To recollect our discussion about EJB, that's why Entity Beans require Service Façades, i.e., Session Beans that sit in front of them and change the focus from what the Entities can do to what the service consumer wants to do. Aggregation is one of the things that Session Beans do. It's the most obvious benefit, because making an interaction coarse-grained is more performant than having a highly chatty interaction with hundreds of Entities directly. But that's not the only benefit.

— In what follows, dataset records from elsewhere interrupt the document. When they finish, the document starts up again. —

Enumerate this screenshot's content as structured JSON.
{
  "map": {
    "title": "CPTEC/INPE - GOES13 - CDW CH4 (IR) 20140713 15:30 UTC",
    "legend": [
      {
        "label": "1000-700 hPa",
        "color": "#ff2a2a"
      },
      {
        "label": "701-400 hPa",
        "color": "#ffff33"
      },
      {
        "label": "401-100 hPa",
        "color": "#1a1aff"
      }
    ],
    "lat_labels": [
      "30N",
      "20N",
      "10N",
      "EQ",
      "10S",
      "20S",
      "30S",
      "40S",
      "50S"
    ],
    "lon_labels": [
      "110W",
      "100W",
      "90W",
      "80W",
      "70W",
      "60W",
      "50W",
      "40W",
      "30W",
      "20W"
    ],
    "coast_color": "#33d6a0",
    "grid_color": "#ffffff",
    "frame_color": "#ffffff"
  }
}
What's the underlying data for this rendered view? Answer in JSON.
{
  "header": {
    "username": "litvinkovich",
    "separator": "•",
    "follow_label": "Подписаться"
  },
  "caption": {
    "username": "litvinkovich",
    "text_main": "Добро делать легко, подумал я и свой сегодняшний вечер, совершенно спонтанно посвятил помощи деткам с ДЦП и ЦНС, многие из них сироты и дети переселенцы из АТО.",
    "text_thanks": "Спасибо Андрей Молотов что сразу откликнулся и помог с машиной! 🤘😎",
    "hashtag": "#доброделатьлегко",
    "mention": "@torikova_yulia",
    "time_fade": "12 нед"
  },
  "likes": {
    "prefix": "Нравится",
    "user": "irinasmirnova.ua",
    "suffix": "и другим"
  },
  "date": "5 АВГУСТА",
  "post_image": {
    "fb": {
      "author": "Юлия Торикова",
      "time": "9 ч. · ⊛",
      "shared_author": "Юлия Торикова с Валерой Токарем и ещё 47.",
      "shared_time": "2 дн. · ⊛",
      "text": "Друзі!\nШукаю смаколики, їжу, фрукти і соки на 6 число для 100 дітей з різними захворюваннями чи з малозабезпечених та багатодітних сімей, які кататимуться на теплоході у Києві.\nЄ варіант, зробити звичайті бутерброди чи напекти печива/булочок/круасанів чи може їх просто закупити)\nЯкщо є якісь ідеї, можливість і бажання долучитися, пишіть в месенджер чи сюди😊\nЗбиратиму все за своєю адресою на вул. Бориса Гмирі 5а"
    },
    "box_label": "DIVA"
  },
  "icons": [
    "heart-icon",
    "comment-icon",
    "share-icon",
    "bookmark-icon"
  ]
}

As I said before, REST is a great Service-Oriented solution even though it appears to be focused on entities just like Entity EJBs. The difference between REST and Entity EJBs (or between REST and OO for that matter) is that the focus is not on what the Resources can do, but on what the service consumer can do with those Resources. The four HTTP verbs of REST have the service consumer as the subject, not the resource. They are transitive verbs that have the resource as their object. You GET a Resource. You DELETE a Resource. Etc. It's easy for "you" to GET or DELETE a set of resources using the same idiom.

By contrast, OO systems have the "object" as the subject of the verb (if that doesn't confuse you), and the verbs tend to be intransitive (e.g., someObject.changeState()). (Where the verbs are transitive, another object (the "object" of the verb) is usually a parameter to the method verb, e.g., someObject.modify( anotherObject ).) It's not possible to extend an object's method to deal with a set of similar objects instead. That's because the focus is wrong from the start.

It's getting clearer in my mind now, but I realise the concept can take some getting used to. For now, a simple mantra to distinguish Service-Orientation from Object-Orientation:

Benefits, not features.

(I hope this doesn't spark off a new TLA fad - Benefit-Oriented Programming (BOP)). It's still just SOA, guys.